Heck, most community hospitals wouldn't be able to deal with relatively small-scale, mundane "mass casualty" events such as a schoolbus crash, a hazmat incident at a local manufacturing facility, etc.

We'll survive. The USA won't go "Mad Max". But it won't be pretty.
 

cy

Flashaholic
Joined
Dec 20, 2003
Messages
8,186
Location
USA
Seems to me SARS could have easily become a pandemic. Had it not been checked by different government's draconian measures.
 

BB

Flashlight Enthusiast
Joined
Jun 17, 2003
Messages
2,129
Location
SF Bay Area
Not to say it can't happen, but it isn't likely to happen exactly next year:

CHICKEN-LITTLE FLU

November 15, 2005 -- 'THE indication is that we will see a return of the 1918 flu virus," warned the nation's top health official. "The projections are that this virus will kill one million Americans . . . " But the topic wasn't an impending "bird flu"pandemic — it was 1976, and the prediction for the "swine flu" fell 9,999,999 deaths short.

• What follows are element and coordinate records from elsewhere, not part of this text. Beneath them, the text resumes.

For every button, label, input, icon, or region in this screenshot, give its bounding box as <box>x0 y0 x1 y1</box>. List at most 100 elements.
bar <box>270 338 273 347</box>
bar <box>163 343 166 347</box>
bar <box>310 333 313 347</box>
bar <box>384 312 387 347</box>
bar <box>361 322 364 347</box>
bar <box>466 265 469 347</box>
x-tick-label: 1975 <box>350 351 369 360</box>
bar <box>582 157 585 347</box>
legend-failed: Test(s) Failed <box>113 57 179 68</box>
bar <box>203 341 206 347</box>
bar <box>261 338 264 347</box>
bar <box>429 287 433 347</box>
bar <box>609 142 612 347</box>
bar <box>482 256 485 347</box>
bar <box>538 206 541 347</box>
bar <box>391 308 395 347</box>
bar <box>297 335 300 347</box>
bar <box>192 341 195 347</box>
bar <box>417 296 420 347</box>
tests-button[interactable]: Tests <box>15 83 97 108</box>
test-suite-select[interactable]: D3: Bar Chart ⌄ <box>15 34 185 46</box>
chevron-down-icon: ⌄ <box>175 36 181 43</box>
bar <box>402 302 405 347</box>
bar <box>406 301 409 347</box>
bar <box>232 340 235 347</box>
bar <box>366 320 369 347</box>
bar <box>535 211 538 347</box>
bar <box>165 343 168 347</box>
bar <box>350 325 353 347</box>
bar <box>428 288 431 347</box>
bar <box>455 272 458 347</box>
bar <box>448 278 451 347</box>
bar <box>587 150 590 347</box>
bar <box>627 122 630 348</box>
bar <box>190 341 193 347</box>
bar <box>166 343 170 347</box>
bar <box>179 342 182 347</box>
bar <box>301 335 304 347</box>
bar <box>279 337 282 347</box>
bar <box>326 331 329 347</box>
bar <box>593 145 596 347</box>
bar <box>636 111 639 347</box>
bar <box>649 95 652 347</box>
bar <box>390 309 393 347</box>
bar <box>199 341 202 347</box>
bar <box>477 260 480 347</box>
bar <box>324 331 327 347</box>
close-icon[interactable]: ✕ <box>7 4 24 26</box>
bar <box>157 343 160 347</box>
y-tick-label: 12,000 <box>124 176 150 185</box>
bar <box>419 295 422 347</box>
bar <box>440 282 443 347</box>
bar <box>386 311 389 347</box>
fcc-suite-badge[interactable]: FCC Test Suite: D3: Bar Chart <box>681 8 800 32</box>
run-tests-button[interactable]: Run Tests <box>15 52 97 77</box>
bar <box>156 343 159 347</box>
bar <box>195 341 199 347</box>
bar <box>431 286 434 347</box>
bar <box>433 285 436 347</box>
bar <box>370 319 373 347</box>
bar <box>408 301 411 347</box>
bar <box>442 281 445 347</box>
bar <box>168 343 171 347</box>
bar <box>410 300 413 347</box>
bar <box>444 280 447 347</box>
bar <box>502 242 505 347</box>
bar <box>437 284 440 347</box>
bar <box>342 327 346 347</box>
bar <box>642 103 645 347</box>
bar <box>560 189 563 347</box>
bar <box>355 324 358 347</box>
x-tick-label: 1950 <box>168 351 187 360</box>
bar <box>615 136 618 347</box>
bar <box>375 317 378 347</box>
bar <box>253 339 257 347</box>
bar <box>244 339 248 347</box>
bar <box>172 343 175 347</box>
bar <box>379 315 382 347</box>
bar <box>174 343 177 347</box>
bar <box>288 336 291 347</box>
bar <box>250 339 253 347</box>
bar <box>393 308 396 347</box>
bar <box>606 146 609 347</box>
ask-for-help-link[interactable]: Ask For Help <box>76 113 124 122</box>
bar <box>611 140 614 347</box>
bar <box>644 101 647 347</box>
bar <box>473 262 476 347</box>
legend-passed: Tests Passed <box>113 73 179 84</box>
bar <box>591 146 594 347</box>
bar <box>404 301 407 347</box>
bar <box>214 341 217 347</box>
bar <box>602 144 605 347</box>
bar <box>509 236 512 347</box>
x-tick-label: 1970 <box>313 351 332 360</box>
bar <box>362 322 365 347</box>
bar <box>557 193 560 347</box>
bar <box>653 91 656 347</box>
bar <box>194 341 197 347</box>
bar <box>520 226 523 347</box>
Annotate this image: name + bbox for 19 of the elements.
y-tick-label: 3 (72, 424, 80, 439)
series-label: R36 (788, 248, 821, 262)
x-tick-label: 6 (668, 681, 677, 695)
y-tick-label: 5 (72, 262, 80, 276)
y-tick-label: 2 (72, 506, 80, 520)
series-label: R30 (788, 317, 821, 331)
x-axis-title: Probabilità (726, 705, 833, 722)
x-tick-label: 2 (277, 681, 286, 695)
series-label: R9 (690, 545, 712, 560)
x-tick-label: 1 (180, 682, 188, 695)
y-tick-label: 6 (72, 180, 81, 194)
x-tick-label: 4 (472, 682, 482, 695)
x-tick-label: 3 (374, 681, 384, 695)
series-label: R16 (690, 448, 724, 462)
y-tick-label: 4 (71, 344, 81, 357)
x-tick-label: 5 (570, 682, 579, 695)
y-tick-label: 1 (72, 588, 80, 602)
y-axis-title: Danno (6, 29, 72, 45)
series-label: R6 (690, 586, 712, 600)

That's something to remember as we endure the current hysteria. Another is that we've been here before with the same virus everybody is now squawking about: Avian influenza type H5N1 hit Hong Kong in 1997. Typical headline: "Race to Prevent World Epidemic of Lethal 'Bird Flu.' " (I published an anti-hysteria piece then, too — and got condemned as "irresponsible.")
...
H5N1 wasn't discovered in Hong Kong in 1997 — but rather in Scottish chickens in 1959. Millions of Chinese were apparently also infected in the early 1990s. Never say "never," but avian flu has been flying around the globe for at least 46 years and hasn't done its mutation trick yet.
...
Set aside the forthcoming H5N1 vaccines: There were no antivirals in 1918, no antibiotics, and no pneumonia vaccine — which provides lifetime protection against 23 types of pneumococcal bacteria and is available right now.

Like Y2K and computer software updates, there has been a lot of work done in the last 87 years to improve health.

-Bill
 

AngelEyes

Newly Enlightened
Joined
Jan 1, 2005
Messages
145
Location
KL, MY
Wasnt a flu epidemic or some thing similar foretold somewhere like the Bible or Bible Code or Da Vinci Code or something?
 

PhotonWrangler

Flashaholic
Joined
Oct 19, 2003
Messages
14,466
Location
In a handbasket
Thanks for the sane information, Hooked_On_Photons and BB. Very interesting. I'm going to take reasonable precautions and not panic, just like I did for Y2K.
 

BB

Flashlight Enthusiast
Joined
Jun 17, 2003
Messages
2,129
Location
SF Bay Area
Actually, something to worry about more than the flu is probably Alzheimer's (memory loss and more, typically in older folks) and other strange diseases (like BSE/Mad Cow) related to our food supply in the US.

Alzheimer's Could More Than Triple; July 22, 2002

The number of Americans with Alzheimer's disease could rise from 4.6 million today to 16 million by 2050, new research indicates.

The projections, presented Monday at an international Alzheimer's conference in Stockholm, are slightly higher than those conducted 10 years ago, mostly because more people are expected to live beyond the age of 85 than were predicted to a decade ago.

Seems to be worse in the US. Could be affected by diet, or even nasty things called Prions.

Prions: Do they exist or not?

Prions: Puzzling Infectious Proteins from NIH (US)

It seems that there can be some terrible long term issues with our food supply (particularly meat). Almost has me wanting to become a vegetarian.